Dan kesempatan Maliha untuk mengubah Negeri Nagendra datang berkat doa Ibunda Serigala. Suatu hari Ratu Nagendra membuat marah Ratu negeri raksasa dengan menghinanya. Ratu Nagendra mengatakan kalau Ratu Negeri Raksasa buruk rupa.  “Akan kuhancurkan Negeri Nagendra, bersiaplah!” kata Ratu Negeri Raksasa. Penduduk Negeri Nagendra ketakutan. Rasa takut mereka menjadi kemarahan, dan mereka lalu menurunkan Ratu Negeri Nagendra. Kini Negeri Nagendra dalam keadaan kacau karena tidak ada pemimpin.  “Akan datang pemimpin baru Negeri Nagendra, dia adalah orang yang mampu mencabut Lembing Legenda,” kata pertapa bijak yang sangat dipercaya oleh penduduk Negeri Nagendra.

Keluarga-keluarga bangsawan berlomba-lomba mengirim anak-anak mereka untuk mencabut Lembing Legenda, tapi tidak ada satu pun yang berhasil.

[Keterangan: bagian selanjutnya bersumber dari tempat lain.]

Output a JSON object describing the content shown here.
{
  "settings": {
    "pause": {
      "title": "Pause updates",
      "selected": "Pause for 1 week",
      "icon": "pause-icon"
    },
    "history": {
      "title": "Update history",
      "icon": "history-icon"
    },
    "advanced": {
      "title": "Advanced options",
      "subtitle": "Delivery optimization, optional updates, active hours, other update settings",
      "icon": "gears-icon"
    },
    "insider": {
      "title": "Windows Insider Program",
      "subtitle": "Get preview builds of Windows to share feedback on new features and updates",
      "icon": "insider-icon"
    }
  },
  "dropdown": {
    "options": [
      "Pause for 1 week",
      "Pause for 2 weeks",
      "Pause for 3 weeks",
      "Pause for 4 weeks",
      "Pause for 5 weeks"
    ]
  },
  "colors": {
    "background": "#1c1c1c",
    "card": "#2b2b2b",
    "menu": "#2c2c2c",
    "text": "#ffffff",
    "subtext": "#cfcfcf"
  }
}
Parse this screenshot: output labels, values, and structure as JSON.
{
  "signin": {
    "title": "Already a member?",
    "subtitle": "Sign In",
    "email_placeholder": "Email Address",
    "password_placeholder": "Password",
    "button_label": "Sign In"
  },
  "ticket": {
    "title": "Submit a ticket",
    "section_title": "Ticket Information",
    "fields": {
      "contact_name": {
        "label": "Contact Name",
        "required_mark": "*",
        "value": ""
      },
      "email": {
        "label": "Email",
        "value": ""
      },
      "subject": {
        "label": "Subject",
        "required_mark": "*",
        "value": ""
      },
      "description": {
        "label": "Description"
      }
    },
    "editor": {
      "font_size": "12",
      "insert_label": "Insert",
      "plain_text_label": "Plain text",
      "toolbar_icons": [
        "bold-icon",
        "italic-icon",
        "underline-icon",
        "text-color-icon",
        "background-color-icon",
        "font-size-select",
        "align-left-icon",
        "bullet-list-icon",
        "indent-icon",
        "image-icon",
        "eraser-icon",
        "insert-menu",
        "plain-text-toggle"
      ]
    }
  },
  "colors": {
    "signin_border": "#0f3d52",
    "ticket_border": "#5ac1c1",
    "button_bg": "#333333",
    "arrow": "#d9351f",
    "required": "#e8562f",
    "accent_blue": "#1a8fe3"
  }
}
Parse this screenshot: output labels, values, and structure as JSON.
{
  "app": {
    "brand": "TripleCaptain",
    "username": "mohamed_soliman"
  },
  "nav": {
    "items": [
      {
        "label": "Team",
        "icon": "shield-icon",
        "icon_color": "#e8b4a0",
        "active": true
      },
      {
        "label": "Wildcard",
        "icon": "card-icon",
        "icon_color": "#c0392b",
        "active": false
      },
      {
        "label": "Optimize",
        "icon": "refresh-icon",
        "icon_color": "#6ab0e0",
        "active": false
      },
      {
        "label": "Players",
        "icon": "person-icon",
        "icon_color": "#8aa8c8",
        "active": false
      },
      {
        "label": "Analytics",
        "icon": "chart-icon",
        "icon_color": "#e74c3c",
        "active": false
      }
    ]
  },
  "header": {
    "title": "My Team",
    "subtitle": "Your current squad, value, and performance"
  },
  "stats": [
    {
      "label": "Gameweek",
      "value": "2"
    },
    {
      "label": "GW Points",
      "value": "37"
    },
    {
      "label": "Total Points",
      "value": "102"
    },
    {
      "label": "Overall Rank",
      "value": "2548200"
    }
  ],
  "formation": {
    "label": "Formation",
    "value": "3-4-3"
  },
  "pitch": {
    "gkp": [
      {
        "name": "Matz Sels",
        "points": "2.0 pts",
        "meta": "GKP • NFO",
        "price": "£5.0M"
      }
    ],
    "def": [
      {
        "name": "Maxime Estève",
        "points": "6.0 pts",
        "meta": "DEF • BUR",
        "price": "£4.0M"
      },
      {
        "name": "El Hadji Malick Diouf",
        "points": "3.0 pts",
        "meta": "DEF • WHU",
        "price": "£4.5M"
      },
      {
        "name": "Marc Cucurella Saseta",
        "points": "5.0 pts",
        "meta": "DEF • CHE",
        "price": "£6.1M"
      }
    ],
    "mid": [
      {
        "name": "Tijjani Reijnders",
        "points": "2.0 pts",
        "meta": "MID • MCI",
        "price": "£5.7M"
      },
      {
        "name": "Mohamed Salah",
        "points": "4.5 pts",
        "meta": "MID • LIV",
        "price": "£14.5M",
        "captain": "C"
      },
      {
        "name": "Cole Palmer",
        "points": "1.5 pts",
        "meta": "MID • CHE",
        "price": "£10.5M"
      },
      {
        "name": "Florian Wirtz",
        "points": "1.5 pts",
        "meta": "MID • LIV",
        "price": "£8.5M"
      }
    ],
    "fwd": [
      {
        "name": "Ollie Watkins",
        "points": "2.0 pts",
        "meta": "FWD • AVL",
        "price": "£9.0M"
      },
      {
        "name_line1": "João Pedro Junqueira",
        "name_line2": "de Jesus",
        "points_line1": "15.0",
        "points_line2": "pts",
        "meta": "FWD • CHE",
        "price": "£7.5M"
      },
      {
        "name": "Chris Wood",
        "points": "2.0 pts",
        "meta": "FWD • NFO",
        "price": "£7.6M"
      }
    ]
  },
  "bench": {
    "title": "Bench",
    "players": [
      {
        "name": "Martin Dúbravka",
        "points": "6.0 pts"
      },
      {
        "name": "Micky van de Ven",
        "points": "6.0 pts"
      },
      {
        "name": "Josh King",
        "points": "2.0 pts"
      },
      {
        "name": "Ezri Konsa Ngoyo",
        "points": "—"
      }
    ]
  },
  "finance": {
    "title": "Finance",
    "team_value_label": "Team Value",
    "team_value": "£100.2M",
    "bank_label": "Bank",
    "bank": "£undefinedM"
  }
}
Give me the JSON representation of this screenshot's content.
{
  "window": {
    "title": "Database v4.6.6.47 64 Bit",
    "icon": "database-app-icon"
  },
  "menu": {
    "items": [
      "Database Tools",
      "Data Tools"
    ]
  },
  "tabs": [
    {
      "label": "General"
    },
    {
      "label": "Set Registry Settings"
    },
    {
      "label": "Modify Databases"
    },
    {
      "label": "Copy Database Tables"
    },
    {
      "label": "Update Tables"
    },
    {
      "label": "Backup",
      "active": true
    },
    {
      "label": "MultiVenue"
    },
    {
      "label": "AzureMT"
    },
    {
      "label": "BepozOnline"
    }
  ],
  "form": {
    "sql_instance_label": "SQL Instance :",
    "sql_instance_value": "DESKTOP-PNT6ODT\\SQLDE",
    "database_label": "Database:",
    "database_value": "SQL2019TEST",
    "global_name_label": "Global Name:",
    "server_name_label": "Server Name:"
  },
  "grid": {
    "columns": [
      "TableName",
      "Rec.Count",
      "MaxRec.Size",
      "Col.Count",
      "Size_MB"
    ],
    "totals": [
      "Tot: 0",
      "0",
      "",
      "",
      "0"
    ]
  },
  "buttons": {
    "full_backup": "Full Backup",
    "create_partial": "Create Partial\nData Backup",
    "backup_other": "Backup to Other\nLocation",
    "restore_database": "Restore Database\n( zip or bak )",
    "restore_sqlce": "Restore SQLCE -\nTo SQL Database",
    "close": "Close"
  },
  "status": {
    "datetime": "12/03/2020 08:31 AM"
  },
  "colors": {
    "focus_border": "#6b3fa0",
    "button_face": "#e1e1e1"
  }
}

Lalu Maliha datang bersama Ibu serigalanya. “Aku Maliha si Tangan Kiri. Akan kucoba untuk mencabut Lembing Legenda ini,” kata Maliha. Semua tertawa. “Orang cacat sepertimu tidak mungkin bisa!” seru mereka. “Diam kalian semua. Maliha masih punya tangan kirinya!” seru pertapa bijak. Dia mempersilakan Maliha mencabut Lembing Legenda. Dan Maliha mencabutnya dengan mudah. “Sang pemimpin baru telah tiba!” seru pertapa bijak. Keluarga Maliha yang telah membuangnya, menangis menyesal dan meminta maaf padanya. “Maafkanlah mereka Maliha, ingat kau berjanji akan mengubah Negeri ini. Menerima kembali keluargamu adalah sebuah awal,” kata Ibu Serigala Maliha. Maliha memaafkan keluarganya.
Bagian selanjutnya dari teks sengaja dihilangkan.